Когда на старика находило, он становился как будто слепым; Леонора с удовольствием сбегала бы в цветочный магазин, чтобы купить ему красивый букет цветов, но она боялась оставить его одного; он протянул руку, и она осторожно подвинула к нему пепельницу; тогда он взял сигару, сунул ее в рот, взглянул на Леонору и тихо сказал:
– Не думай, душенька, что я сумасшедший.
Она привязалась к старику; он постоянно заходил за ней в контору и уводил ее в «мастерскую своей юности» в доме на противоположной стороне улицы, над типографией. После обеда она должна была приводить в порядок его запущенные канцелярские книги; она разбирала документы, в которых рылись когда-то налоговые инспектора, чьи бедные могилы заросли травой еще до того, как она научилась писать, – вклады были вычислены в английских фунтах, а капиталовложения – в долларах; она просматривала акции плантаций в Сальвадоре, раскладывала пыльные бумаги, расшифровывала выписки из текущих банковских счетов, уже давным-давно закрытых: читала завещания – в них он отказывал имущество детям, которых пережил более чем на сорок лет. «И пусть право пользования моими усадьбами «Штелингерс-Гротте» и «Гёрлингерс-Штуль» будет сохранено всецело за моим сыном Генрихом, ибо в нем я замечаю то спокойствие и ту радость при виде произрастания всего живого, которые представляются мне необходимыми для хорошего землевладельца…»

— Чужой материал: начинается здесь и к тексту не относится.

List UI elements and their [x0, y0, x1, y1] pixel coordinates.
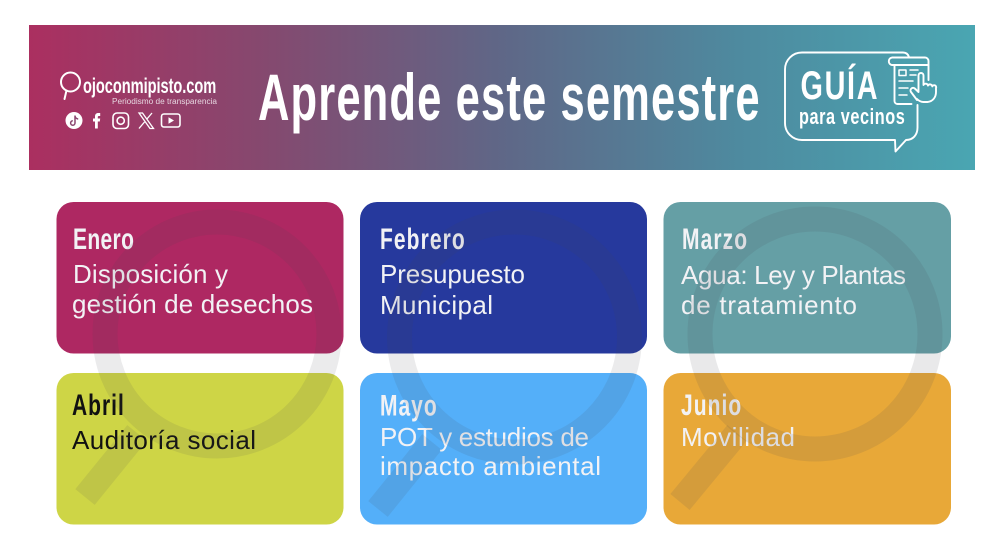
card: Mayo	[360, 373, 647, 524]
card: Abril	[56, 373, 344, 524]
card: Febrero	[360, 202, 647, 354]
topic: Presupuesto	[380, 259, 525, 289]
card: Marzo	[664, 202, 951, 354]
icon: tiktok	[66, 112, 82, 129]
topic: POT y estudios de	[380, 422, 589, 452]
topic: Movilidad	[681, 422, 795, 452]
month: Junio	[681, 390, 741, 422]
card: Junio	[664, 373, 951, 524]
topic: impacto ambiental	[380, 451, 601, 481]
icon: X	[139, 113, 154, 128]
icon: facebook	[93, 113, 100, 128]
month: Mayo	[380, 390, 437, 422]
card: Enero	[56, 202, 344, 354]
month: Abril	[72, 390, 124, 422]
month: Febrero	[380, 224, 465, 256]
icon: instagram	[113, 113, 128, 128]
watermark: magnifier right	[680, 219, 930, 502]
topic: Municipal	[380, 290, 493, 320]
logo tagline: Periodismo de transparencia	[112, 97, 218, 106]
logo name: ojoconmipisto.com	[83, 73, 216, 98]
logo	[61, 72, 218, 106]
topic: gestión de desechos	[72, 289, 313, 319]
month: Marzo	[682, 224, 747, 256]
topic: Agua: Ley y Plantas	[681, 260, 906, 290]
header banner	[29, 25, 975, 170]
icon: document with pointing hand	[889, 58, 936, 104]
speech bubble	[785, 52, 918, 152]
watermark: magnifier center	[378, 222, 630, 509]
title: Aprende este semestre	[258, 60, 760, 134]
topic: de tratamiento	[681, 290, 857, 320]
social icons	[66, 112, 180, 129]
month: Enero	[73, 224, 134, 256]
guide badge	[785, 52, 936, 152]
badge subtitle: para vecinos	[799, 105, 905, 130]
badge word: GUÍA	[800, 62, 878, 108]
watermark: magnifier left	[85, 222, 329, 497]
icon: youtube	[162, 114, 180, 127]
icon: logo magnifier	[61, 72, 80, 99]
topic: Auditoría social	[72, 425, 256, 455]
topic: Disposición y	[73, 259, 228, 289]
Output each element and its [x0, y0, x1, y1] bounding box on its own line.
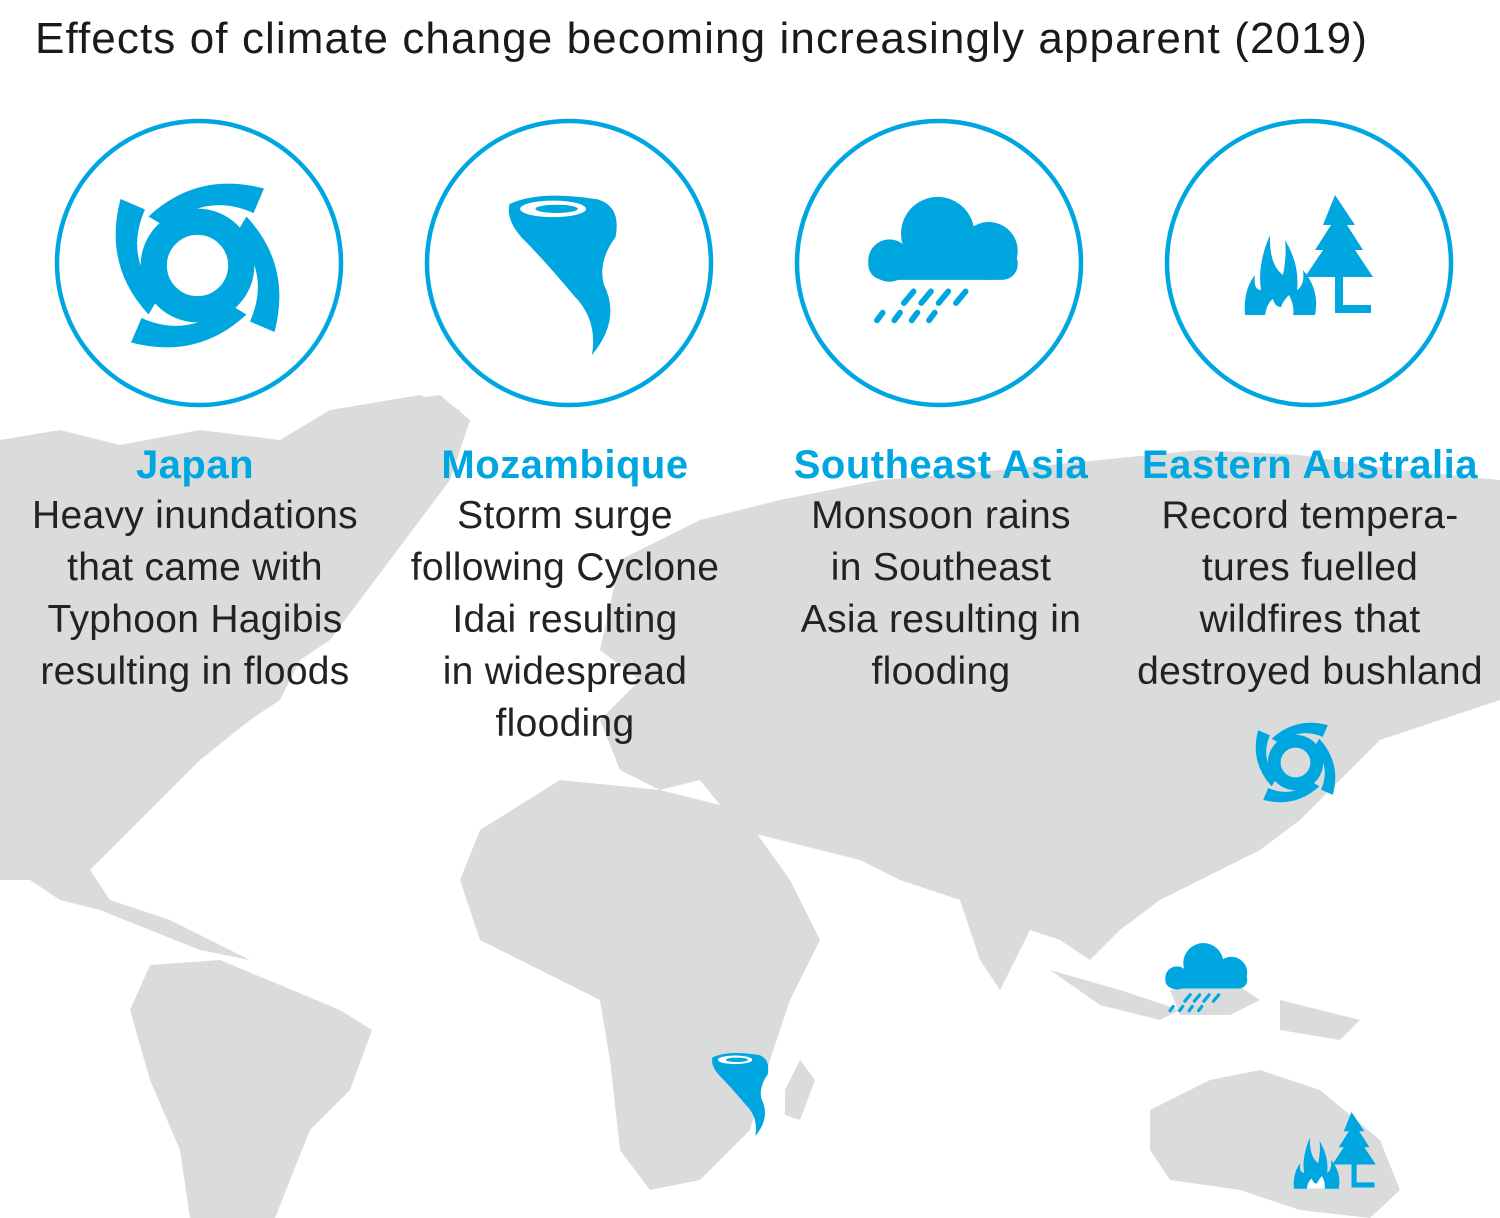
- text: Southeast Asia: Southeast Asia: [794, 443, 1088, 487]
- text: Mozambique: Idai resulting: [452, 598, 678, 641]
- icon: tornado: [427, 121, 711, 405]
- text: Eastern Australia: Eastern Australia: [1142, 443, 1478, 487]
- text: Eastern Australia: destroyed bushland: [1137, 650, 1483, 693]
- text: Japan: [32, 443, 358, 693]
- marker: rain Southeast Asia: [1165, 943, 1247, 1011]
- icon circles: [54, 118, 1454, 408]
- text: Eastern Australia: wildfires that: [1200, 598, 1420, 641]
- text: Mozambique: following Cyclone: [411, 546, 719, 589]
- text: Southeast Asia: in Southeast: [831, 546, 1051, 589]
- icon: typhoon: [57, 121, 341, 405]
- marker: fire Australia: [1294, 1112, 1376, 1189]
- text: Japan: resulting in floods: [40, 650, 350, 693]
- text: Southeast Asia: Monsoon rains: [811, 494, 1071, 537]
- text: Eastern Australia: [1137, 443, 1483, 693]
- text: Mozambique: flooding: [495, 702, 634, 745]
- text: Southeast Asia: [794, 443, 1088, 693]
- text: Southeast Asia: flooding: [871, 650, 1010, 693]
- marker: typhoon Japan: [1256, 723, 1335, 802]
- map markers: [712, 722, 1376, 1189]
- title: Effects of climate change becoming increasingly apparent (2019): [35, 14, 1368, 63]
- world map: [0, 395, 1500, 1218]
- text: Southeast Asia: Asia resulting in: [801, 598, 1081, 641]
- icon: rain cloud: [797, 121, 1081, 405]
- text: Japan: Typhoon Hagibis: [47, 598, 343, 641]
- text: Japan: that came with: [67, 546, 323, 589]
- text: Mozambique: in widespread: [443, 650, 687, 693]
- icon: fire and tree: [1167, 121, 1451, 405]
- marker: tornado Mozambique: [712, 1053, 768, 1136]
- text: Japan: Heavy inundations: [32, 494, 358, 537]
- text: Eastern Australia: tures fuelled: [1202, 546, 1418, 589]
- text: Mozambique: [411, 443, 719, 745]
- text: Japan: Japan: [136, 443, 254, 487]
- text: Mozambique: Storm surge: [457, 494, 673, 537]
- text: Mozambique: Mozambique: [441, 443, 689, 487]
- text: Eastern Australia: Record tempera-: [1161, 494, 1459, 537]
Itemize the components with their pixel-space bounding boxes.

– Здесь, – закричал старик, размахивая в воздухе сигарой, – на этом самом месте я диктовал своему тестю завещание вечером, накануне того дня, когда должен был уехать в армию; я диктовал, а мой сын спал наверху; на следующее утро он еще проводил меня к поезду и поцеловал в щеку – о, губы семилетнего ребенка, – но никто, Леонора, никто не принимал моих подарков; все они неизменно возвращались ко мне: усадьбы, банковские счета, ренты и доходы от домов. Мне не дано было дарить, зато жене моей это было дано, ее подарки шли на пользу; и по ночам, лежа возле нее, я слышал, как она бормочет долго и нежно, – казалось, это журчит ручеек, – бормочет целыми часами: зачемзачемзачем?..
Старик опять заплакал, теперь он был в мундире, капитан запаса инженерных войск; тайный советник Генрих Фемель приехал во внеочередной отпуск, чтобы похоронить своего семилетнего сына; белый гробик опустили в семейный склеп Кильбов – темная, сырая каменная кладка и яркие, как солнечные лучи, золотые цифры «1917», дата смерти. Роберт, в черном бархатном костюмчике, ожидал их в карете…
Леонора выронила из рук марку – на этот раз лиловую, – она помедлила, прежде чем наклеить ее на письмо к Шриту. У ворот кладбища нетерпеливо храпели лошади. Роберту Фемелю, двух лет от роду, разрешили подержать вожжи; вожжи были черные, кожаные, потрескавшиеся по краям, а свежая позолота на цифре «1917» сверкала ярче солнца…
– Чем он занимается, Леонора, что он делает, мой сын, единственный, кто у меня остался? Что он делает каждое утро с половины десятого до одиннадцати в «Принце Генрихе»? Тогда у ворот кладбища он с таким интересом смотрел, как лошадям повесили на морды мешки с овсом. Чем же он занимается там, в отеле? Скажите мне, Леонора!
Поколебавшись секунду, она подняла с пола лиловую марку и тихо ответила:
– Я не знаю, что он там делает, в самом деле не знаю.
Как ни в чем не бывало старик взял в рот сигару и, улыбнувшись, откинулся на спинку кресла.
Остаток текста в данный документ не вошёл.